Giovanni Gelmi
Dans l’univers de la sculpture contemporaine, rares sont les artistes capables de transformer un matériau aussi brut que l’acier en une écriture aussi fluide, élégante et émotionnelle. Giovanni Gelmi fait partie de ceux-là.
Reconnaissable entre tous, son travail autour de l’acier Corten s’est imposé au fil des années bien au-delà des frontières belges. Ses sculptures monumentales comme ses créations plus intimistes trouvent aujourd’hui leur place aussi bien dans des jardins privés, des espaces publics, des entreprises ou des lieux d’architecture contemporaine, tant en Belgique qu’à l’étranger.

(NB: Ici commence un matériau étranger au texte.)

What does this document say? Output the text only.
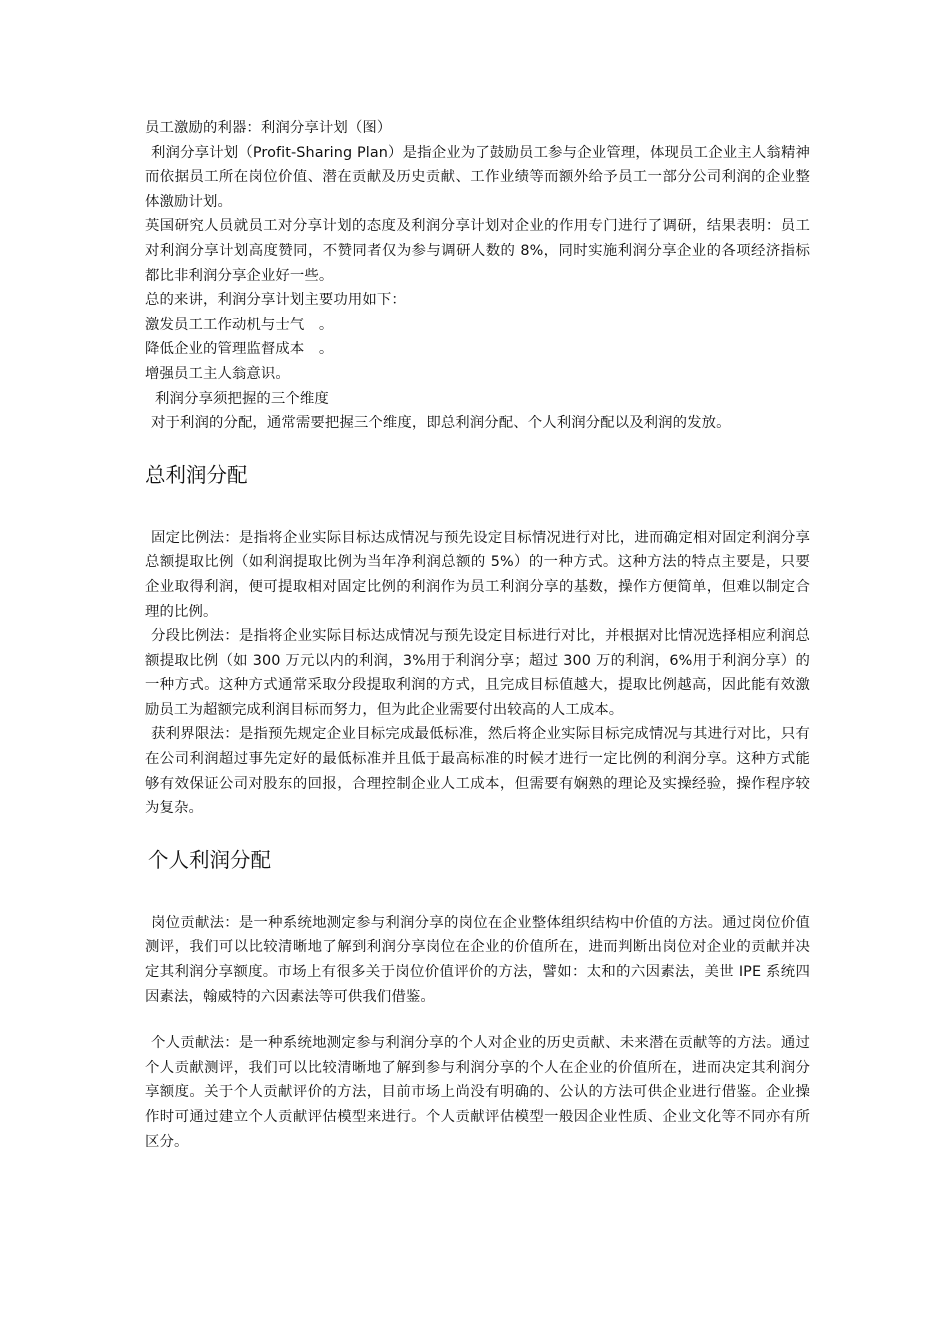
员工激励的利器：利润分享计划（图）

利润分享计划（Profit-Sharing Plan）是指企业为了鼓励员工参与企业管理，体现员工企业主人翁精神而依据员工所在岗位价值、潜在贡献及历史贡献、工作业绩等而额外给予员工一部分公司利润的企业整体激励计划。

英国研究人员就员工对分享计划的态度及利润分享计划对企业的作用专门进行了调研，结果表明：员工对利润分享计划高度赞同，不赞同者仅为参与调研人数的 8%，同时实施利润分享企业的各项经济指标都比非利润分享企业好一些。

总的来讲，利润分享计划主要功用如下：

激发员工工作动机与士气　。

降低企业的管理监督成本　。

增强员工主人翁意识。

利润分享须把握的三个维度

对于利润的分配，通常需要把握三个维度，即总利润分配、个人利润分配以及利润的发放。

总利润分配

固定比例法：是指将企业实际目标达成情况与预先设定目标情况进行对比，进而确定相对固定利润分享总额提取比例（如利润提取比例为当年净利润总额的 5%）的一种方式。这种方法的特点主要是，只要企业取得利润，便可提取相对固定比例的利润作为员工利润分享的基数，操作方便简单，但难以制定合理的比例。

分段比例法：是指将企业实际目标达成情况与预先设定目标进行对比，并根据对比情况选择相应利润总额提取比例（如 300 万元以内的利润，3%用于利润分享；超过 300 万的利润，6%用于利润分享）的一种方式。这种方式通常采取分段提取利润的方式，且完成目标值越大，提取比例越高，因此能有效激励员工为超额完成利润目标而努力，但为此企业需要付出较高的人工成本。

获利界限法：是指预先规定企业目标完成最低标准，然后将企业实际目标完成情况与其进行对比，只有在公司利润超过事先定好的最低标准并且低于最高标准的时候才进行一定比例的利润分享。这种方式能够有效保证公司对股东的回报，合理控制企业人工成本，但需要有娴熟的理论及实操经验，操作程序较为复杂。

个人利润分配

岗位贡献法：是一种系统地测定参与利润分享的岗位在企业整体组织结构中价值的方法。通过岗位价值测评，我们可以比较清晰地了解到利润分享岗位在企业的价值所在，进而判断出岗位对企业的贡献并决定其利润分享额度。市场上有很多关于岗位价值评价的方法，譬如：太和的六因素法，美世 IPE 系统四因素法，翰威特的六因素法等可供我们借鉴。

个人贡献法：是一种系统地测定参与利润分享的个人对企业的历史贡献、未来潜在贡献等的方法。通过个人贡献测评，我们可以比较清晰地了解到参与利润分享的个人在企业的价值所在，进而决定其利润分享额度。关于个人贡献评价的方法，目前市场上尚没有明确的、公认的方法可供企业进行借鉴。企业操作时可通过建立个人贡献评估模型来进行。个人贡献评估模型一般因企业性质、企业文化等不同亦有所区分。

Mais réduire Giovanni Gelmi à un simple sculpteur du métal serait une erreur. Car chez lui, la matière devient un véritable territoire d’expérimentation artistique.

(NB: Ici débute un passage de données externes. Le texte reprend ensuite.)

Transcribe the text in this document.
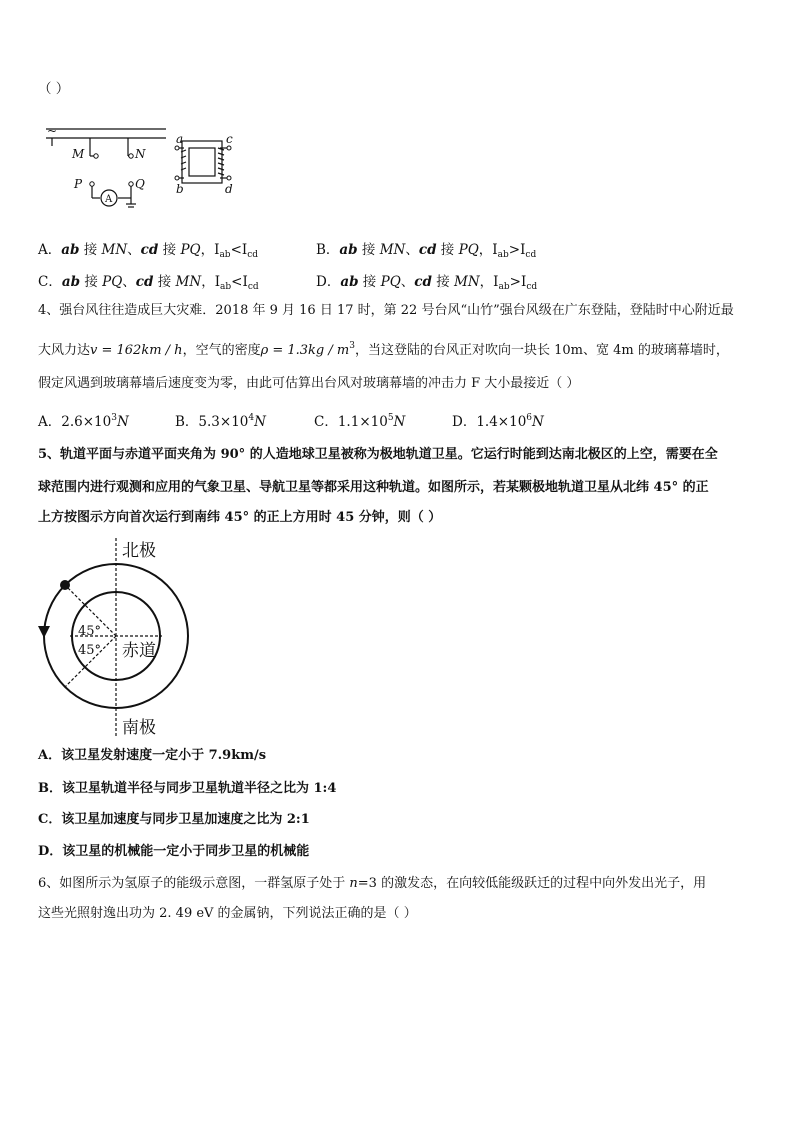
（ ）
~
M	N
P	Q
A
a
b
c
d
A．ab 接 MN、cd 接 PQ，$I_{ab}<I_{cd}$	B．ab 接 MN、cd 接 PQ，$I_{ab}>I_{cd}$
C．ab 接 PQ、cd 接 MN，$I_{ab}<I_{cd}$	D．ab 接 PQ、cd 接 MN，$I_{ab}>I_{cd}$
4、强台风往往造成巨大灾难．2018 年 9 月 16 日 17 时，第 22 号台风“山竹”强台风级在广东登陆，登陆时中心附近最
大风力达v = 162km / h，空气的密度$\rho = 1.3kg / m^3$，当这登陆的台风正对吹向一块长 10m、宽 4m 的玻璃幕墙时，
假定风遇到玻璃幕墙后速度变为零，由此可估算出台风对玻璃幕墙的冲击力 F 大小最接近（ ）
A．$2.6\times 10^3N$	B．$5.3\times 10^4N$	C．$1.1\times 10^5N$	D．$1.4\times 10^6N$
5、轨道平面与赤道平面夹角为 90° 的人造地球卫星被称为极地轨道卫星。它运行时能到达南北极区的上空，需要在全
球范围内进行观测和应用的气象卫星、导航卫星等都采用这种轨道。如图所示，若某颗极地轨道卫星从北纬 45° 的正
上方按图示方向首次运行到南纬 45° 的正上方用时 45 分钟，则（ ）
北极
南极
赤道
45°
45°
A．该卫星发射速度一定小于 7.9km/s
B．该卫星轨道半径与同步卫星轨道半径之比为 1:4
C．该卫星加速度与同步卫星加速度之比为 2:1
D．该卫星的机械能一定小于同步卫星的机械能
6、如图所示为氢原子的能级示意图，一群氢原子处于 n=3 的激发态，在向较低能级跃迁的过程中向外发出光子，用
这些光照射逸出功为 2. 49 eV 的金属钠，下列说法正确的是（ ）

L’acier Corten — souvent appelé, à tort, « acier rouillé » — constitue le cœur de son langage plastique. Ce matériau vivant, dont l’oxydation naturelle protège la surface tout en lui offrant cette patine chaude si caractéristique, devient entre ses mains un élément presque organique. Giovanni Gelmi ne travaille pas le métal contre sa nature : il dialogue avec lui. Il l’accompagne. Il le pousse dans ses limites.
Ce qui frappe immédiatement dans son œuvre sculpturale, c’est cette impression de tension maîtrisée. Les torsions, les nœuds, les courbes et les déséquilibres apparents créent une dynamique permanente. Le métal semble en mouvement, comme suspendu dans un instant de bascule. Pourtant, malgré cette puissance visuelle, l’ensemble conserve une remarquable sensation d’harmonie.
Le nœud occupe d’ailleurs une place centrale dans son travail. Symbole universel de lien, de tension, d’attachement ou parfois de complexité humaine, il devient chez Gelmi un véritable vocabulaire artistique. Les masses d’acier s’entrelacent, se croisent, se compriment ou s’élèvent dans un jeu subtil entre force et légèreté. Une recherche permanente d’équilibre où chaque ligne paraît défier la rigidité naturelle du matériau.
Cette maîtrise technique impressionnante ne cherche pourtant jamais l’exploit gratuit. Elle reste au service d’une émotion. D’une sensation presque physique. Face à ses œuvres, le spectateur ressent autant la densité du métal que la fluidité du mouvement qu’il suggère.
Et si Giovanni Gelmi excelle dans l’art sculptural, son travail pictural mérite tout autant l’attention.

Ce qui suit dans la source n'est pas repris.